直到他们的身影消失在雨幕中,他才缓缓抬起手,摸了摸自己的膝盖,
嘴角露出了一丝意味深长的笑容。回到警局,陆峥立刻让人调查周墨的背景。调查结果显示,
周墨的父亲确实是古董商,墨宝斋在文革时期被砸,父亲也在那场浩劫中去世了。
周墨年轻时品学兼优,考上了名牌大学的历史系,毕业后留校任教,一直到退休。三年前,
他在下班的路上被一辆货车撞倒,双腿瘫痪,从此住进了养老院。他的人际关系很简单,
没有仇人,没有债务,平时深居简出,唯一的爱好就是看书和研究古董。这样一个人,
怎么看都和连环凶杀案扯不上关系。“头儿,会不会是凶手故意把骨笛留在现场,
嫁祸给周墨?”小孙猜测道。“有可能。”陆峥说,“但是,
凶手为什么要嫁祸一个双腿瘫痪的老人?这说不通。”他的目光落在案发现场的照片上,
三个死者,三个十字标记,三支骨笛(准确来说,是同一支骨笛),还有那些白玉兰花瓣。
等等。白玉兰花瓣。陆峥猛地站起身,放大了照片。三个案发现场的白玉兰花瓣,
都是干枯的,但是……花瓣的形状,似乎有点不一样。
他立刻让人把三个案发现场的白玉兰花瓣送到技术科,进行详细的鉴定。
鉴定结果出来的时候,已经是晚上了。
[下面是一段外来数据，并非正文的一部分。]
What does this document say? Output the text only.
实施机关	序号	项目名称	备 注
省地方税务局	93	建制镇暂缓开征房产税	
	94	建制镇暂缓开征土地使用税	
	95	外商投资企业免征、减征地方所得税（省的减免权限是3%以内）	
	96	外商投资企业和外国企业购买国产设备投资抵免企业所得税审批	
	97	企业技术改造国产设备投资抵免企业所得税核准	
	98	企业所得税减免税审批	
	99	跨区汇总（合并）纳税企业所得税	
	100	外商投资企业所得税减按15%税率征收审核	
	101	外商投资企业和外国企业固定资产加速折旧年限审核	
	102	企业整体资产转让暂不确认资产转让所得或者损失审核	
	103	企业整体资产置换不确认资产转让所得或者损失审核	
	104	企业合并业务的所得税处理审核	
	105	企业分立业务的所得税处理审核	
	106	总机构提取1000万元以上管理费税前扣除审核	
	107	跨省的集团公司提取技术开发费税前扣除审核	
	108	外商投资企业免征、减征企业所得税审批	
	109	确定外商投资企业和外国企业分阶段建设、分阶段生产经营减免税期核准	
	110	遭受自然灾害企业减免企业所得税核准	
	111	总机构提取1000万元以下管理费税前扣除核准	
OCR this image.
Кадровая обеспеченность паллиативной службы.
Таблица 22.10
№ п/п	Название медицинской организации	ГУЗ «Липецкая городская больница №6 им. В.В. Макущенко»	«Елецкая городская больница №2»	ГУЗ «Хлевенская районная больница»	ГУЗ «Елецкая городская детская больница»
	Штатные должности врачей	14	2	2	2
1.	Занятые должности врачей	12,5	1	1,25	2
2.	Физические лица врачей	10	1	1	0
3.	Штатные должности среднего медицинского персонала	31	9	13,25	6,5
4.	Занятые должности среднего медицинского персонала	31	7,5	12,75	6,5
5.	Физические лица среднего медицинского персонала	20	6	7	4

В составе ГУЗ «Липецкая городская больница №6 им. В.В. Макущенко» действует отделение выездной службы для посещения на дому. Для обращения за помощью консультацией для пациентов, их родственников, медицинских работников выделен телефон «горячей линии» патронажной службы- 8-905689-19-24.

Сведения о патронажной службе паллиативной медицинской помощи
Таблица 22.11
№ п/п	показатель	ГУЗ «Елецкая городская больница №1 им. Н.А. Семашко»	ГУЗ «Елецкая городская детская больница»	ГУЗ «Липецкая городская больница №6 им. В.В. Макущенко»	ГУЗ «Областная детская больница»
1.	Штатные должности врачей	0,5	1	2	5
技术科的科长拿着报告,
脸色凝重地走进陆峥的办公室:“陆队,有重大发现。三个案发现场的白玉兰花瓣,
都不是自然干枯的,而是被人用特殊的药水浸泡过的。而且,花瓣的内壁,
都刻着一个小小的‘墨’字。”“墨字?”陆峥的瞳孔骤然收缩,“是周墨的墨?”“是的。
”科长点点头,“而且,我们在浸泡花瓣的药水里,检测出了一种罕见的植物提取物,
这种提取物,只有市立大学的实验室里才有。”陆峥的心里,忽然升起一个可怕的念头。